The book contains one of the most withering dissections of contemporary capitalism yet penned. The nature of the control of the captains of finance over the material welfare of the community was worked out in terms of the canons and activities of the gentleman of leisure and his apparent prototype, the barbarian chieftain (read "modern businessman"). The system of free contract became the system of status; the system conforming to the machine process became the industrial republic. The commercialization of life with its poisoning of the springs of survival and advance was traced, not to men's concern with material production, but to its antithesis, pecuniary exploitation.
Veblen's "anthropological" discussions were in fact contemporary delvings into the nature of the modern money economy under the guise of anthropology. His description of the barbarian's standard of success in terms of skulls led up to his description of the modern man's standard in terms of money. And modern ownership, as in effect an ownership and enslavement of persons by pecuniary masters, he analyzed most sharply under the guise of a discussion of the barbarian status of woman as a chattel of the ferocious warrior.
The contrast between "business" and "industry" was worked out in the strangest guises -- dress versus clothing; the higher learning versus the lower learning; pecuniary beauty versus economic beauty; pecuniary canons of taste versus aesthetic canons of taste; predatory dogs versus peaceful cats; medicine men versus modern scientists; athletic combats versus physical education; criminals versus the industrious; the patriarchal family versus the household of the unattached woman; and, most sharply of all, the ferocious barbarian age versus that "earlier" stage, the presumptively primitive age of peaceable and free savages.
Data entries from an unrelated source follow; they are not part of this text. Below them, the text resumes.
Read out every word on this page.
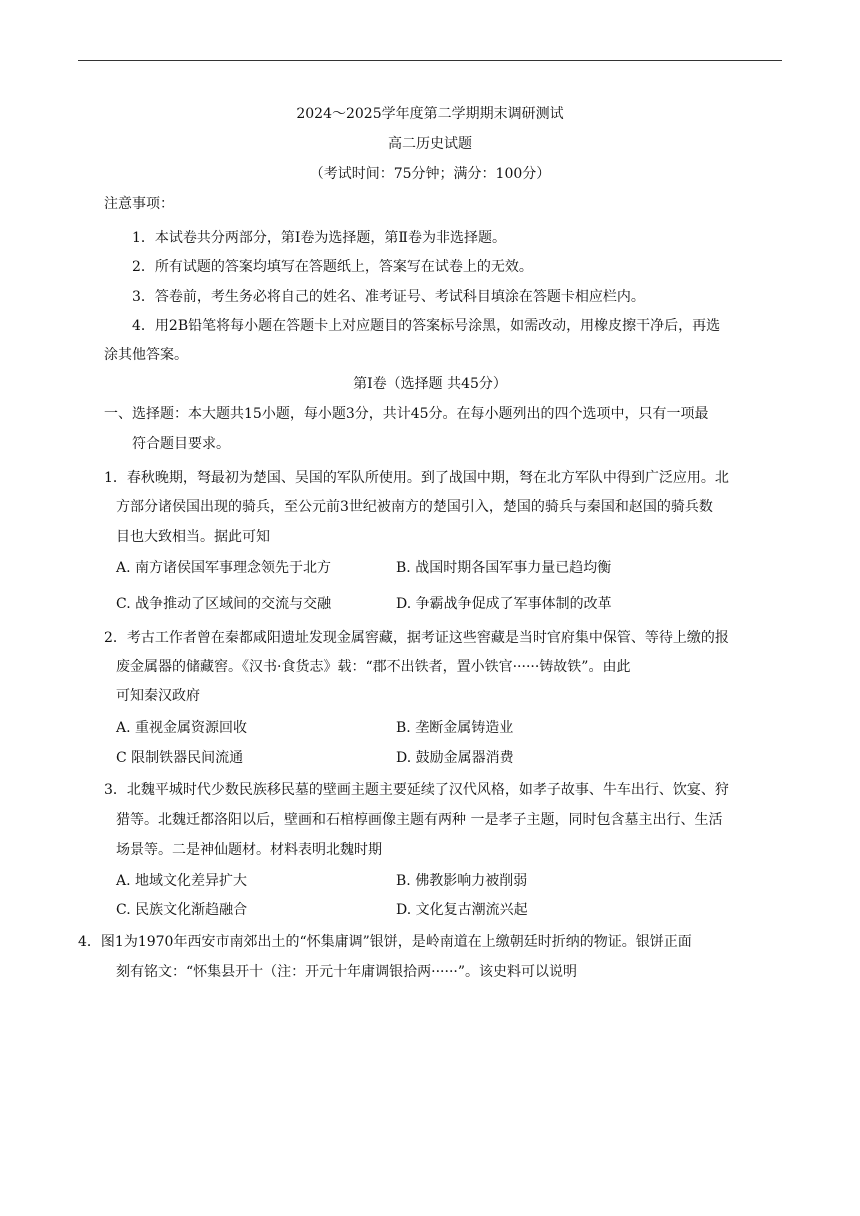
2024～2025学年度第二学期期末调研测试
高二历史试题
（考试时间：75分钟；满分：100分）
注意事项：
1．本试卷共分两部分，第Ⅰ卷为选择题，第Ⅱ卷为非选择题。
2．所有试题的答案均填写在答题纸上，答案写在试卷上的无效。
3．答卷前，考生务必将自己的姓名、准考证号、考试科目填涂在答题卡相应栏内。
4．用2B铅笔将每小题在答题卡上对应题目的答案标号涂黑，如需改动，用橡皮擦干净后，再选
涂其他答案。
第Ⅰ卷（选择题 共45分）
一、选择题：本大题共15小题，每小题3分，共计45分。在每小题列出的四个选项中，只有一项最
符合题目要求。
1．春秋晚期，弩最初为楚国、吴国的军队所使用。到了战国中期，弩在北方军队中得到广泛应用。北
方部分诸侯国出现的骑兵，至公元前3世纪被南方的楚国引入，楚国的骑兵与秦国和赵国的骑兵数
目也大致相当。据此可知
A. 南方诸侯国军事理念领先于北方	B. 战国时期各国军事力量已趋均衡
C. 战争推动了区域间的交流与交融	D. 争霸战争促成了军事体制的改革
2．考古工作者曾在秦都咸阳遗址发现金属窖藏，据考证这些窖藏是当时官府集中保管、等待上缴的报
废金属器的储藏窖。《汉书·食货志》载：“郡不出铁者，置小铁官······铸故铁”。由此
可知秦汉政府
A. 重视金属资源回收	B. 垄断金属铸造业
C 限制铁器民间流通	D. 鼓励金属器消费
3．北魏平城时代少数民族移民墓的壁画主题主要延续了汉代风格，如孝子故事、牛车出行、饮宴、狩
猎等。北魏迁都洛阳以后，壁画和石棺椁画像主题有两种 一是孝子主题，同时包含墓主出行、生活
场景等。二是神仙题材。材料表明北魏时期
A. 地域文化差异扩大	B. 佛教影响力被削弱
C. 民族文化渐趋融合	D. 文化复古潮流兴起
4．图1为1970年西安市南郊出土的“怀集庸调”银饼，是岭南道在上缴朝廷时折纳的物证。银饼正面
刻有铭文：“怀集县开十（注：开元十年庸调银拾两······”。该史料可以说明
The free savage suddenly seemed superior; Veblen, on top of all else, was something of an anarchist. At least intermittently he showed a lack of sympathy for the "animated slide rule" or "finikin skeptic" of modern science, and for the impersonalization of large scale industrial and social organization. An occasional pessimism regarding progress crept through; and he waxed eloquent on man's inherited human nature was being restrained to meet the requirements of modern technology. He had an undercurrent of sympathy for that golden age when man, if he was not completely rational, was at least not predatory. "As seen from the point of view of life under modern civilized conditions in an enlightened community of the Western culture, the primitive, ante-predatory savage . . . was not a great success. Even for the purposes of that hypothetical culture to which his type of human nature owes what stability it has . . . this primitive man has quite as many and as conspicuous economic failings as he has economic virtues as should be plain to anyone whose sense of the case is not biased by leniency born of a fellow-feeling. At his best he is 'a clever, good-for-nothing fellow.' The shortcomings of this presumptively primitive type of character are weakness, inefficiency, lack of initiative and ingenuity, and a yielding and indolent amiability, together with a lively but inconsequential animistic sense. Along with these traits go certain others which have some value for the collective life process, in the sense that they further the facility of life in the group. These traits are truthfulness, peaceableness, good-will, and a non-emulative, non-invidious interest in men and things."